Interview with Laurel Jenkins Tentindo

“Upon meeting Trisha, I felt a tremendous permission to get dirty and play with movement. She was totally open and made gasping noises when something beautiful happened in the studio.”


Laurel Jenkins Tentindo danced for Trisha Brown with Trisha Brown Dance Company from 2007 to 2012. She continues to work with the company by restaging works and occasionally performing with them.  

Q: What was your first encounter with Trisha Brown’s work?

Laurel Jenkins Tentindo: I first encountered Trisha Brown’s work as a dancer. Iréne Hultman, a former Trisha Brown Dance Company dancer, was a visiting professor at Sarah Lawrence College. She introduced Trisha Brown’s basic movement principles to me within her own sensual, spunky, choreography. I loved the mix of specificity, which I enjoyed exercising from years of ballet, and freedom as I was in the process of exorcising years of ballet. Iréne’s approach felt jazzy, feminine, powerful, and playful all at the same time. I was totally captivated by this new way of moving. I loved learning how different joints could initiate a sequence of events in the body. I remember practicing what I learned in Irene’s class on a rooftop in San Francisco—before I knew about Roof Piece.

Q: What were rehearsals like?

LJT: Trisha started working with me once I joined the company. I was involved in making a really difficult partnering section for L’ Amore with Jin, Mindy, and Todd. We were fearless and made movements called things like “the dragon.” I loved dancing with Jin because he was so strong and willing to take risks. I was safe upside down and twirling with him as my partner. Trisha asked us to fly across the room. We did.

Upon meeting Trisha, I felt a tremendous permission to get dirty and play with movement. She was totally open and made gasping noises when something beautiful happened in the studio. That is how we knew we should repeat it. It was thrilling.

Q: What kind of conversations did you have?

LJT: Trisha and I were in a conversation about the art of puppetry. She asked a group of my puppet friends to come into the studio—and we did a three-person puppetry sequence with a bunraku puppet made by Luis Tentindo. It was so fun to see Trisha’s choreographic interests manifested in the puppet. The puppet could do anything partner-wise and never go tired. We never did work with the puppet beyond this rehearsal—but I think we both enjoyed thinking about dance as a moving sculpture—and that partnering was a kind of enormous architecture for humans to traverse.

Q: If you had one Trisha Brown dance to take with you to a desert isle what would it be and why?

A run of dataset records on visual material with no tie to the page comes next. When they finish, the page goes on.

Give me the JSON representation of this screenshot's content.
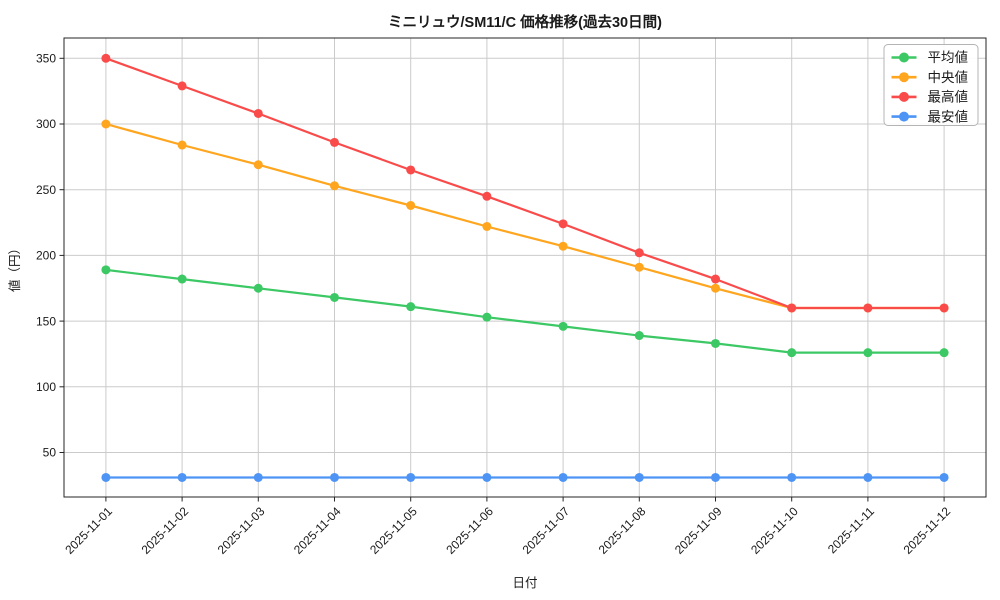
{
  "chart_data": {
    "type": "line",
    "title": "ミニリュウ/SM11/C 価格推移(過去30日間)",
    "xlabel": "日付",
    "ylabel": "値（円）",
    "x_labels": [
      "2025-11-01",
      "2025-11-02",
      "2025-11-03",
      "2025-11-04",
      "2025-11-05",
      "2025-11-06",
      "2025-11-07",
      "2025-11-08",
      "2025-11-09",
      "2025-11-10",
      "2025-11-11",
      "2025-11-12"
    ],
    "y_ticks": [
      50,
      100,
      150,
      200,
      250,
      300,
      350
    ],
    "ylim": [
      16,
      365
    ],
    "grid": true,
    "legend_position": "top-right",
    "colors": {
      "grid": "#cbcbcb",
      "spine": "#262626",
      "legend_border": "#b4b4b4"
    },
    "series": [
      {
        "name": "平均値",
        "color": "#3cc864",
        "values": [
          189,
          182,
          175,
          168,
          161,
          153,
          146,
          139,
          133,
          126,
          126,
          126
        ]
      },
      {
        "name": "中央値",
        "color": "#ffa51e",
        "values": [
          300,
          284,
          269,
          253,
          238,
          222,
          207,
          191,
          175,
          160,
          160,
          160
        ]
      },
      {
        "name": "最高値",
        "color": "#fa4b4b",
        "values": [
          350,
          329,
          308,
          286,
          265,
          245,
          224,
          202,
          182,
          160,
          160,
          160
        ]
      },
      {
        "name": "最安値",
        "color": "#4d94f5",
        "values": [
          31,
          31,
          31,
          31,
          31,
          31,
          31,
          31,
          31,
          31,
          31,
          31
        ]
      }
    ]
  }
}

LJT: Right now it would be Opal Loop, because I am dancing it at the moment and love the phrases. Learning this piece cracked a Trisha Brown code for me in terms of dynamic and deep movement intention within the phrase material and group forms. I watched the Crosby St. performance each night before I performed this piece, and I was inspired by Trisha’s timing! She was totally wild! Her role was so wonderful to dance because she was an instigator, always staring trouble!

All the early stage pieces are high on my list including Glacial Decoy and Set and Reset. The movement feels good. These two works both have intricate phrase material and very clear spatial group forms that contrast and contain the wild individuals. I love this balance—it feels very supportive to be inside this kind of work.

Q: From your perspective, physically, artistically, how did Trisha’s dances evolve during your time with the company?

LJT: I was involved in the final four years of Trisha’s making career. I feel honored to have participated in making the twilight pieces. Iréne called the last phase of her work, “the music cycle”—when she was working with operas. Additionally, there was a tremendous amount of partnering in the last works. In the two Rameau operas I helped build, Trisha was also interested in a baroque gestural quality. Hands swirled and wrists circled. People spiraled around each other. In making the operas, I became fascinated with how nonliteral movement vocabulary existed within a literal text/story (of the opera). At one moment in L’Amore I became an archer—and this image dissolved into partnering. I wondered if it was possible for literal imagery to appear and disappear in and out of abstract movements. I recently made a piece in Los Angeles called wind hill that deals with this question.

IMG_5020 [800x600]Q: What stays with you the most about Trisha’s work today?

LJT: Strangely, Scallops has stayed with the most. I am so surprised by this because I thought the piece was boring at first. The Early Works have totally captivated my attention. This one in particular traces the perimeter of the space and allows each dancer the agency to choose who they pivot around. Each scallop lands on the edge in unison and all the dancers “pivot” together. I love the idea of a rule game dance. I love how establishing a set of parameters creates a living puzzle, one where the dancers have the power to compose within. In this way the Early Works within Line Up have a revolutionary intention—the genius role of the choreographer gives way to the intelligence of the group. I see the dancers as one thinking body—and the dance being the organizing principle.

Secondly, I am inspired by Trisha’s rich movement vocabulary and phrasing. Her dancing is delicious, and because I know this approach to dancing, I feel it is possible to dance for my whole life.